As the Federal Deposit Insurance Corporation (FDIC) prepares to auction off Signature Bank, it has made it clear that the buyer has to stop doing business with crypto, two anonymous sources told Reuters.
If it’s true, it would seem to confirm suspicions that regulators targeted Signature Bank because it did business with the crypto industry.
Earlier this week, Barney Frank, an ex-congressman who helped pen the Dodd-Frank Act, told CNBC that banking regulators shuttered the bank to send “a very strong anti-crypto message.” Frank also served on the Signature Bank board.
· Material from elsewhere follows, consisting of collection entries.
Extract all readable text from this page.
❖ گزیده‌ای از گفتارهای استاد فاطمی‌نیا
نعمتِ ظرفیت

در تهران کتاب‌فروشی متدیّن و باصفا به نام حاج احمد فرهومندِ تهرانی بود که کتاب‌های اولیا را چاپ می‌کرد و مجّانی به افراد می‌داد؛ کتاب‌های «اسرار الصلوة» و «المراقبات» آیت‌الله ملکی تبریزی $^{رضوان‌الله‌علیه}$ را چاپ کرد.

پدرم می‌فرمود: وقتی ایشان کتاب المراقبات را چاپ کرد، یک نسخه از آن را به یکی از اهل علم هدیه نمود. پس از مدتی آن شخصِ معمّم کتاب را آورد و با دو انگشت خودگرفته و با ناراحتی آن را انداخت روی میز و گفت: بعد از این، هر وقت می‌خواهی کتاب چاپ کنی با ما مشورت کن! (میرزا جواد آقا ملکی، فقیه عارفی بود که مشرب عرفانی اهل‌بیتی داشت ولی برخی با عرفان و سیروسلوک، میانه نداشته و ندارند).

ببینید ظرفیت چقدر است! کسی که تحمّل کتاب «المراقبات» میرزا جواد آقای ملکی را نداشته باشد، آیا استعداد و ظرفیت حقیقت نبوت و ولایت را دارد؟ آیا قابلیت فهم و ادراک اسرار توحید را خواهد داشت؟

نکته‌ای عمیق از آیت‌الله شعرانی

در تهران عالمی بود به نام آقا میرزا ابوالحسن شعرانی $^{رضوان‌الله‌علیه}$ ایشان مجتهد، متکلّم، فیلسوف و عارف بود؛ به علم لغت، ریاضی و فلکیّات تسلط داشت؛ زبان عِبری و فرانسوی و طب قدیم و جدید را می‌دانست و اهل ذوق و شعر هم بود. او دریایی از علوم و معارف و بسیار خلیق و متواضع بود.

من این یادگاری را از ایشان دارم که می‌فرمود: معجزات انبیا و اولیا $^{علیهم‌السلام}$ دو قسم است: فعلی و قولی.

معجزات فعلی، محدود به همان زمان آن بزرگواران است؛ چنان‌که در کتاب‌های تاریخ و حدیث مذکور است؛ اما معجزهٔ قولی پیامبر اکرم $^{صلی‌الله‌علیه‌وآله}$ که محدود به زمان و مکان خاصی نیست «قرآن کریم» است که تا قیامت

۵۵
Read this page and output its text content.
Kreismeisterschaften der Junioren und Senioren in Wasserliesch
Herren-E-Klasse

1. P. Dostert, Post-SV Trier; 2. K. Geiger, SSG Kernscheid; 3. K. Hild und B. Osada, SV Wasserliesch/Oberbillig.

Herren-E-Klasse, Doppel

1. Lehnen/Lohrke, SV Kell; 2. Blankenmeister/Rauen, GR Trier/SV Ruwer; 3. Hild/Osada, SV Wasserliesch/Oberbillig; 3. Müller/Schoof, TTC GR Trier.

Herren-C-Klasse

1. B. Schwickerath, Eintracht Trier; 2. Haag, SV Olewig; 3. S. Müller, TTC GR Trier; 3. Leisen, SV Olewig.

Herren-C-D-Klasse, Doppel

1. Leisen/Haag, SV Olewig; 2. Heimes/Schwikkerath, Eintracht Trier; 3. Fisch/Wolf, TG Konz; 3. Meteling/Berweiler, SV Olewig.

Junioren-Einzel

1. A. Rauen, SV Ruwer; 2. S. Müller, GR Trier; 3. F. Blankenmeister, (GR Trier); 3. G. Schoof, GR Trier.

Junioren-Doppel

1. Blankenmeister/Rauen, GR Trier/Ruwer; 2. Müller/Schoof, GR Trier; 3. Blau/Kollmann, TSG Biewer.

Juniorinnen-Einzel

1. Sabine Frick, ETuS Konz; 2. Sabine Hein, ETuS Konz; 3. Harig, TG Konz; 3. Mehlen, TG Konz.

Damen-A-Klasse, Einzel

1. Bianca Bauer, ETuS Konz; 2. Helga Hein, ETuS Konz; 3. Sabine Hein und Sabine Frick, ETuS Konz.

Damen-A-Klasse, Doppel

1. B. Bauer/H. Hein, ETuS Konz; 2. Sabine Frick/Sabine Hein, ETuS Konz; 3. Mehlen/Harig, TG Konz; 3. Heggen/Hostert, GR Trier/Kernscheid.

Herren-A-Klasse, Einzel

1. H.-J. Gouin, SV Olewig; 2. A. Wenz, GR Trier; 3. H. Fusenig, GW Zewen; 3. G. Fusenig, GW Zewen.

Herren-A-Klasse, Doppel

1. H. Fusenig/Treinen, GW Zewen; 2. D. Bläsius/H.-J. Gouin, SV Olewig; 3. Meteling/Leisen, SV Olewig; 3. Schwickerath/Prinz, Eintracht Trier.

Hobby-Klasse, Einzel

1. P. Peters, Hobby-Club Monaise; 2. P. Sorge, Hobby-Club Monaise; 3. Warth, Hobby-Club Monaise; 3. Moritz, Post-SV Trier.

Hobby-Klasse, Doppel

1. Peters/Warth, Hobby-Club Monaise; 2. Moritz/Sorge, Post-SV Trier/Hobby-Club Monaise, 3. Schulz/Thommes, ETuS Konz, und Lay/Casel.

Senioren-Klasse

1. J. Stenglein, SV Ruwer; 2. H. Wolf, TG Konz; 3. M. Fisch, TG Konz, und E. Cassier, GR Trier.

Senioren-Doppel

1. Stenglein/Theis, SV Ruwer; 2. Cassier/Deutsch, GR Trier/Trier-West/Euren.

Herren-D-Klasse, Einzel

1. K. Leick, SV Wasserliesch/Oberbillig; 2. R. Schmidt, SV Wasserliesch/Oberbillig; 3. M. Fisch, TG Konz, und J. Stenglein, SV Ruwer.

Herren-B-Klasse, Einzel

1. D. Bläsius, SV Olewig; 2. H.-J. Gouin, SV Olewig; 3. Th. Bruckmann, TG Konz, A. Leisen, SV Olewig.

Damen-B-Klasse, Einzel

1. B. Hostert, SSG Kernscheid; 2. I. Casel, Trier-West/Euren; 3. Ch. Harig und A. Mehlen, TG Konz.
The New York Department of Financial Services was quick to dismiss his claim, saying in a statement the decision to place Signature into receivership “was based on the current status of the bank and its ability to do business in a safe and sound manner.”
But now, there are signs that the FDIC wants to make sure the bank doesn’t return to the private sector with its crypto business intact. In fact, only bidders with existing banking charters will be allowed to review the bank’s financials before submitting an offer, according to Reuters.
The FDIC said it will accept bids until tomorrow for Signature Bank, which it shuttered on Sunday, and Silicon Valley Bank, which it shut down on March 10. For Silicon Valley Bank, or SVB, this will be the regulator’s second attempt to sell the institution after a failed auction on Sunday.